Karena Zelo cukup lama merespon ucapannya, Hayoung memilih kembali melanjutkan langkahnya. Namun Zelo juga cepat menyadarinya dan langsung menyambar tangan Hayoung.
        “Apa itu juga alasan lo selalu peduli ke dia?”
        Hayoung membalikkan badan. “Maksud lo, Zel?” tanyanya bingung.
        Zelo menghembuskan napasnya. Ia lalu menatap Hayoung tepat di mata cewek itu. “Lo suka sama Jongup?”
        Mendengar itu, Hayoung justru terkekeh. “Nggak lah, Zel. Jongup udah suka sama orang lain. Begitu pula dengan gue. Udah ya,” ujarnya buru-buru. Hayoung langsung balik kanan dan memperbesar jaraknya dengan Zelo. Dalam hati cewek itu merutuki diri. “Mudah-mudahan Zelo nggak curiga apa-apa.”
        “Young! Hayoung!” teriak Zelo, namun cewek yang di maksud seperti nggak mendengarnya.

***

        Daehyun dan Bomi menemani Naeun menunggu taksi di halte dekat gerbang kampus mereka. Nggak lama, Eun Ji dan Ilhoon melintas di depan mereka. Mereka saling sapa karena Eun Ji akan pulang bersama adiknya, Ilhoon. Namun nggak ada yang menyadari bahwa Naeun masih menyimpan rasa bersalahnya pada Eun Ji.
        Eun Ji hanya menunjukkan senyumannya agar Naeun nggak terlalu memikirkan hal itu.
        “Itu taksinya,” seru Daehyun memecah keheningan.

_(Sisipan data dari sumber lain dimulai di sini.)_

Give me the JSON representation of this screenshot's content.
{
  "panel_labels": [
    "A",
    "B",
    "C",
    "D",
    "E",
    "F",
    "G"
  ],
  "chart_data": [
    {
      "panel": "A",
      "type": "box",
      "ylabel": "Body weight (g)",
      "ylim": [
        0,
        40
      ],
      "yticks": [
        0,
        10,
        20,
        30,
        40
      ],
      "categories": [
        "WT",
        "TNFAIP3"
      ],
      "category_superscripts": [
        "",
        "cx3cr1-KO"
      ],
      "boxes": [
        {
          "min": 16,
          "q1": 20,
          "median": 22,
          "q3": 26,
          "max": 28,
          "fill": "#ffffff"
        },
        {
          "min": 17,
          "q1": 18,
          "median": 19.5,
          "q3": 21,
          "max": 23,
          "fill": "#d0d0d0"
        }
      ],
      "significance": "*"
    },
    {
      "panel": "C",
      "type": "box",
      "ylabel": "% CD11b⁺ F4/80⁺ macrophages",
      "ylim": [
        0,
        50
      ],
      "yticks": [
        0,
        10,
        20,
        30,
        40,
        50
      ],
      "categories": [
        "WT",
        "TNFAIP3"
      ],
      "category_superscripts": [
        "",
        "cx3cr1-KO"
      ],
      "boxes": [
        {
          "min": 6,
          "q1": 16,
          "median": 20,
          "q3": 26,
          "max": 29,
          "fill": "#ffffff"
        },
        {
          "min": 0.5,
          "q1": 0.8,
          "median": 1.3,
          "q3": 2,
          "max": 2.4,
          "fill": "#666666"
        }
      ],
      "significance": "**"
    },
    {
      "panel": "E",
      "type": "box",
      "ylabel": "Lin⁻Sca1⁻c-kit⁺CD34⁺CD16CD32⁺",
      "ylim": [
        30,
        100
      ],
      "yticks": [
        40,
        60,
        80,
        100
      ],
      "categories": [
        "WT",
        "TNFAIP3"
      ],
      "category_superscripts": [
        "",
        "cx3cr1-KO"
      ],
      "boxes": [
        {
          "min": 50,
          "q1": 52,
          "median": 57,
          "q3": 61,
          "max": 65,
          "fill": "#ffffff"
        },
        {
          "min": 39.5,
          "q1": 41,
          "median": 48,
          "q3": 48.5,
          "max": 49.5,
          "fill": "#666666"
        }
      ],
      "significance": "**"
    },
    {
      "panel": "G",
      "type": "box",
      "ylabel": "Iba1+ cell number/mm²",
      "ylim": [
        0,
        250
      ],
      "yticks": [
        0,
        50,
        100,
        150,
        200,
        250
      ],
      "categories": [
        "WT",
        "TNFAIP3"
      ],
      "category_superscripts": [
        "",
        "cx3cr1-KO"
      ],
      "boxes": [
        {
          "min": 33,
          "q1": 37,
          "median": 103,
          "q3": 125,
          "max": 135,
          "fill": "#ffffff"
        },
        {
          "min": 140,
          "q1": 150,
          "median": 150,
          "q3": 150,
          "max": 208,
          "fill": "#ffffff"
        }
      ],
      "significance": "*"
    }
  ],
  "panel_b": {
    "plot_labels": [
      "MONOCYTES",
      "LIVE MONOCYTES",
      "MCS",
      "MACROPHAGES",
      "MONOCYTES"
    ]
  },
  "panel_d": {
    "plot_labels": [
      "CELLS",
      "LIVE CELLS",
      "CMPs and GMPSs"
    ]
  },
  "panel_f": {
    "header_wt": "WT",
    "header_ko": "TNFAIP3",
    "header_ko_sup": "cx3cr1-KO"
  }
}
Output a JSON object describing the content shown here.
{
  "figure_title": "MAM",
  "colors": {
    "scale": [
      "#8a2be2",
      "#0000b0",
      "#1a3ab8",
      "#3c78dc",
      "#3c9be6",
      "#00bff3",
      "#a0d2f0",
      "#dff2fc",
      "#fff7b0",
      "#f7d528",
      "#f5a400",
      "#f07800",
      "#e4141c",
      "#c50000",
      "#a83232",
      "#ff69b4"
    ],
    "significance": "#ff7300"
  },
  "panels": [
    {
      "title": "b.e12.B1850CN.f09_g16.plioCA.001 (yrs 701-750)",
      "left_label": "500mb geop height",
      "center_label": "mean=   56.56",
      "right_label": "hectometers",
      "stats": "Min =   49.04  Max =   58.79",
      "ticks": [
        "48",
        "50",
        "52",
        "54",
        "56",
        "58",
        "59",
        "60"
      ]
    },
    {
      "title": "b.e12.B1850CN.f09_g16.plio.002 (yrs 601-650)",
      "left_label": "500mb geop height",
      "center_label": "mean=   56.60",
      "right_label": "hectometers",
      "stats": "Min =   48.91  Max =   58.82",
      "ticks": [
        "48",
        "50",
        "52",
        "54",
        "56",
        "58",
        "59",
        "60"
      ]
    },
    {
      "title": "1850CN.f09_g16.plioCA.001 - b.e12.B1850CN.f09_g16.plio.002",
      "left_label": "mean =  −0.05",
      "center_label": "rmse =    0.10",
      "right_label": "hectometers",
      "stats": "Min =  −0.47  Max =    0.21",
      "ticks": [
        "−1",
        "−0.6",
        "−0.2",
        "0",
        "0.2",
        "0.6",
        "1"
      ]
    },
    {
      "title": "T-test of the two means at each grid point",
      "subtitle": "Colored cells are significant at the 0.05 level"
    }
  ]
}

Ia lalu mengisyaratkan agar taksi berhenti. Daehyun kemudian membukakan pintu untuk Naeun.
        Naeun tersenyum haru untuk Daehyun. “Makasih, Dae.”
        “Hati-hati,” ujar Bomi tepat sebelum Daehyun menutup pintu taksi. Ia dan Daehyun kemudian langsung bersiap untuk pulang karena Daehyun juga sudah membawa motornya ke luar.
        Dari dalam taksi, Naeun melihat Daehyun dan Bomi pergi ke arah yang berlawanan. Setelah itu, menyandarkan pundaknya ke jok mobil dengan gelisah. “Gue harus ngambil transkrip nilainya Eun Ji ke Youngjae,” tekadnya. Kebetulan, mobil Youngjae juga sempat melintas di samping taksi yang dihuninya.
        “Pak, ikutin mobil tadi,” ujarnya pada sopir taksi.
        Setengah jam kemudian, mobil Youngjae terlihat berhenti di depan pagar rumahnya. Naeun sendiri langsung ke luar dari taksi lalu menghampiri Youngjae.

***

        Sore itu, Namjoo terlihat baru saja menyelesaikan kegiatan pemotretannya di sebuah studio foto. Namjoo berjalan menuju area parkir. Kebetulan cewek itu mengendarai sendiri mobilnya. Saat akan membua pintu, ada tangan seseorang yang menahannya. Buru-buru Namjoo menoleh.
        “Hyunsik!” serunya sedikit terkejut.
        Cowok yang ia panggil Hyunsik tadi hanya tersenyum manis. “Kejutan,” serunya riang. Bahkan Hyunsik sudah membuka tangannya lebar-lebar seakan siap menerima hadiah pelukan untuk Namjoo.
        Namjoo sendiri tanpa sadar sudah menghempaskan tubuhnya ke dekapan Hyunsik. Ia memang sudah sangat merindukan kekasihnya itu. “Kamu bilang nggak bisa pulang?”
        Hyunsik terkekeh mendengar suara manja yang ke luar dari bibir Namjoo. “Aku emang nggak dapet libur lama. Aku ingin kita tunangan.”
        Namjoo langsung menjauhkan tubuhnya dan menatap dalam cowok dihadapannya. “Gimana sama mba Chorong kalo kita tunangan duluan?”
        “Minggu depan mba Chorong lamaran. Jadi kita sekalian tunangan aja. Aku juga udah bilang sama keluarga aku. Dan mereka semua setuju,” jelasnya. “Kita omongin sekalian jalan aja,” sambung Hyunsik lalu menarik Namjoo dan membukakan pintu penumpang untuk kekasihnya itu. Hyunsik sempat merebut kunci mobil di tangan Namjoo sebelum ia menuju kursi kemudi.
        “Aku seneng kalo mba Chorong akhirnya bakal nikah juga,” gumam Namjoo saat mobilnya yang dikendarai Hyunsik sudah meninggalkan area parkir gedung. “Sama mas Yongguk, kan?”
        Hyunsik tampak membeku mendengar pertanyaan Namjoo. Namun ia tetap berusaha untuk focus menyetir. “Mas Yongguk belum mau nikah,” ujar Hyunsik akhirnya.
        Namjoo menoleh cepat. Ia bahkan sampai menyentuh pundak Hyunsik. “Terus, mba Chorong bakal nikah sama siapa kalo bukan sama pacarnya?”
        Hyunsik nggak langsung menjawab.

***

        “Youngjae!” panggil Naeun yang bahkan sudah berdiri beberapa meter di belakang cowok itu.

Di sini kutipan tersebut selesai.